Duncan Munn
- Born: 28 May 2003 (age 22) Glasgow, Scotland
- Height: 6 ft 1 in (1.85 m)
- Weight: 94 kg (207 lb; 14 st 11 lb)
- School: Kelvinside Academy

Rugby union career
- Position(s): Centre, Wing

Amateur team(s)
- Years: Team / Apps / (Points)
- Loch Lomond
- West of Scotland
- Cartha Queens Park

Senior career
- Years: Team / Apps / (Points)
- 2022–: Glasgow Warriors / 6 / (0)

Super Rugby
- Years: Team / Apps / (Points)
- 2021–23: Boroughmuir Bears

International career
- Years: Team / Apps / (Points)
- Scotland U16
- 2022–23: Scotland U20 / 14 / (0)

= Duncan Munn =

Scottish rugby union player (born 2003)

Duncan Munn (born 28 May 2003) is a Scottish rugby union player who plays for Glasgow Warriors at the Centre or Wing position.

==Rugby Union career==

===Amateur career===

Duncan, from Alexandria, played with local club Loch Lomond from the age of 5, before moving on to West of Scotland and Cartha Queens Park.

===Professional career===

He played with the Boroughmuir Bears in the Super 6 tournament in 2021.

After impressing with the Bears, Munn joined Glasgow Warriors in 2022, initially with the Scottish Rugby Academy, before graduating from the academy with a permanent partnership deal with the Glasgow Warriors and Boroughmuir Bears in 2023.

He played for Glasgow Warriors 'A' side against the Super 6 sides Ayrshire Bulls and Boroughmuir Bears in the 2022–23 season in April 2023.

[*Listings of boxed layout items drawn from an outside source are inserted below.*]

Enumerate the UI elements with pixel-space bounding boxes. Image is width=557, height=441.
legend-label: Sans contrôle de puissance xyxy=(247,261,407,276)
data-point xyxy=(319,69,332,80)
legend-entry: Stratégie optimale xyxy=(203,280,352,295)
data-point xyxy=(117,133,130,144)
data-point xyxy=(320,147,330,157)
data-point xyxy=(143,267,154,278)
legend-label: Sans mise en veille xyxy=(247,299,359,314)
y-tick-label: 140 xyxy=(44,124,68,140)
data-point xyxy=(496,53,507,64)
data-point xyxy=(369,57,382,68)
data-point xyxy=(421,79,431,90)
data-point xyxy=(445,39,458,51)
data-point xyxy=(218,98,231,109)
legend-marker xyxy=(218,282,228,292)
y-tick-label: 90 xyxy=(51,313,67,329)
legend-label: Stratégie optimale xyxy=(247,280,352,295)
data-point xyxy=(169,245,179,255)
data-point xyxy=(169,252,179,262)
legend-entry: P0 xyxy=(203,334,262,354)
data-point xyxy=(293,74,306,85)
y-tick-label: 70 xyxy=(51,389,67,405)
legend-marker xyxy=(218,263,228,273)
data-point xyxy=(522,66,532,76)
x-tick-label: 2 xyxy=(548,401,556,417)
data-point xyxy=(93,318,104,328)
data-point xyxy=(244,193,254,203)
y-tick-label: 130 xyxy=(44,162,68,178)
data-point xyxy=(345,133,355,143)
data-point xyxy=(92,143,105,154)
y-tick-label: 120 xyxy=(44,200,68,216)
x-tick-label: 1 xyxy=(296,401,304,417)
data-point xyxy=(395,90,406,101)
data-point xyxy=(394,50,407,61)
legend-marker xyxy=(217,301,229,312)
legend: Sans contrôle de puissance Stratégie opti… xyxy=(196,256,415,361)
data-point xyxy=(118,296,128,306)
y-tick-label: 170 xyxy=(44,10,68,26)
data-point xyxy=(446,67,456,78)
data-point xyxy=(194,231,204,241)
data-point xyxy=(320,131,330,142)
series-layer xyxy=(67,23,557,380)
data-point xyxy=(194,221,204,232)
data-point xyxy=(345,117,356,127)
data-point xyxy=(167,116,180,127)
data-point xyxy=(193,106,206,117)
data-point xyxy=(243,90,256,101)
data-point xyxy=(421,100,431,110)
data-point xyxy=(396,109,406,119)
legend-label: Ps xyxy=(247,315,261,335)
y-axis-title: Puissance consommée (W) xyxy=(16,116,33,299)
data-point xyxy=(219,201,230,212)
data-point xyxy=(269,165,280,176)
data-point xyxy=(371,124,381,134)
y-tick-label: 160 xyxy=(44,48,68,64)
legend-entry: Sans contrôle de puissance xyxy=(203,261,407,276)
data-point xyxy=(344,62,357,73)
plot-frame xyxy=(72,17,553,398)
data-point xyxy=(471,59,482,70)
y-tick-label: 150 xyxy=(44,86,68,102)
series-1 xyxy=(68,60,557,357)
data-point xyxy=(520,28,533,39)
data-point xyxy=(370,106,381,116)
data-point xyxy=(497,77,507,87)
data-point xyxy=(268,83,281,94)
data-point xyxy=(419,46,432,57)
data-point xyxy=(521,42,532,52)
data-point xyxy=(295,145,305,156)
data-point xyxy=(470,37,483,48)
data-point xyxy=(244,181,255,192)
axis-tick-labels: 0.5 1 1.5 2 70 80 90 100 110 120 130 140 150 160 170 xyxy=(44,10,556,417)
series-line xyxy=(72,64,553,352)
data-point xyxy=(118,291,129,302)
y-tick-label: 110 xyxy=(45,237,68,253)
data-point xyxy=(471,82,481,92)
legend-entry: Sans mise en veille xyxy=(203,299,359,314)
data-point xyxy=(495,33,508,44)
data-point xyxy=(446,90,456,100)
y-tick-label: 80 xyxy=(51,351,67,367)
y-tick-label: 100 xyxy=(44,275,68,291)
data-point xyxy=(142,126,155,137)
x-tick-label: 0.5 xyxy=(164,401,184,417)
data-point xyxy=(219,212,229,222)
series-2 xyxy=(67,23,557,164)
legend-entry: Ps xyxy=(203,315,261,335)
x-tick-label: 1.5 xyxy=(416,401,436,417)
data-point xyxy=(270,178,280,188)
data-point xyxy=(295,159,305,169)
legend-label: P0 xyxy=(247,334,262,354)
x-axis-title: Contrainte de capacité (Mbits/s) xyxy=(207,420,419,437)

He played in the pre-season matches for Glasgow Warriors against Ulster and Zebre in the 2023–24 season.

He played for Glasgow Warriors 'A' side against Edinburgh 'A' in November 2023, scoring a try in that match.

He then made his competitive debut for the Warriors against Cardiff Rugby on 22 March 2024 in the United Rugby Championship in a hard-fought win which took the Warriors joint top of the URC league. He became Glasgow Warrior No. 360. He signed a pro deal with the club on 17 April 2025.

===International career===

Munn came through the age grades for Scotland playing at Under 16 and Under 20s.

Munn co-captained the Scotland U20 in the 2023 Six Nations tournament.

== Personal life ==
Munn grew up in Alexandria, West Dunbartonshire and attended Vale of Leven Academy and Kelvinside Academy. He was a boyhood Glasgow Warriors supporter.